Markerless chromosomal gene deletion in Clostridium beijerinckii using CRISPR/Cas9 system

• Customized CRISPR/Cas9 genome engineering tool has been developed for C. beijerinckii.
• Clean markerless gene deletion from the chromosome has been achieved through a single-step transformation.
• High efficiency of gene deletion has been achieved based on the CRISPR/Cas9 assisted homologous recombination event.
• This report represents the first application of the CRISPR/Cas9 system for genome engineering in Clostridium.

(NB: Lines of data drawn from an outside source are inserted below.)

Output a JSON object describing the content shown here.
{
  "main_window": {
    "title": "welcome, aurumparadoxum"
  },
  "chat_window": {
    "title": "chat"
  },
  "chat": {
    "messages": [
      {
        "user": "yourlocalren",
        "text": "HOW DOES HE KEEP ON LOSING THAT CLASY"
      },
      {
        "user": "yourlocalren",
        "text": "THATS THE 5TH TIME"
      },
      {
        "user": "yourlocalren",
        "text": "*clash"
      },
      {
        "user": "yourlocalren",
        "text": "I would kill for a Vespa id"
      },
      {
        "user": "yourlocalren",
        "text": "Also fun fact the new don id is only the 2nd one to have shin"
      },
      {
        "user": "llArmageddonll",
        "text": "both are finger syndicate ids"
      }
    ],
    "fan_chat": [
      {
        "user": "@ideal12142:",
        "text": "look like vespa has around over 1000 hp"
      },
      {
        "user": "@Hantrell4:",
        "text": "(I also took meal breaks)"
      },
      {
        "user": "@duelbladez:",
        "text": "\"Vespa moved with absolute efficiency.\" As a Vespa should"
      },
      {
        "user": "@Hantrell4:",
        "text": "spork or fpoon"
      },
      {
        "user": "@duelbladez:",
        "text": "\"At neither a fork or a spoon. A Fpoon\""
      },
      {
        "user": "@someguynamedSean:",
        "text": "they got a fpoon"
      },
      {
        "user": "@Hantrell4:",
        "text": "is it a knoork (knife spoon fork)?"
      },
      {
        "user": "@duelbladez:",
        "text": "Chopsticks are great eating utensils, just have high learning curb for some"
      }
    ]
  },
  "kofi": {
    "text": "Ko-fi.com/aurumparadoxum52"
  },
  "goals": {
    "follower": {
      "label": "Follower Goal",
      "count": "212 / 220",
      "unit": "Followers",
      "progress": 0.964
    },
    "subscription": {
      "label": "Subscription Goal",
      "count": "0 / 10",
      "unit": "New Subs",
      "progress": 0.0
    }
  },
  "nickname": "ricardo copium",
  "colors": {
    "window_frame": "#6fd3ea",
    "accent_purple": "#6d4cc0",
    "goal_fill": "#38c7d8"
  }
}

• The protocols and principles developed in this study provided valuable references for genome engineering in other microorganisms.

The anaerobic spore-forming, gram-positive, solventogenic clostridia are notorious for being difficult to genetically engineer. Based on CRISPR/Cas9 assisted homologous recombination, we demonstrated that clean markerless gene deletion from the chromosome can be easily achieved with a high efficiency through a single-step transformation in Clostridium beijerinckii NCIMB 8052, one of the most prominent strains for acetone, butanol and ethanol (ABE) production. This highly efficient genome engineering system can be further explored for multiplex genome engineering purposes. The protocols and principles developed in this study provided valuable references for genome engineering in other microorganisms lacking developed genetic engineering tools.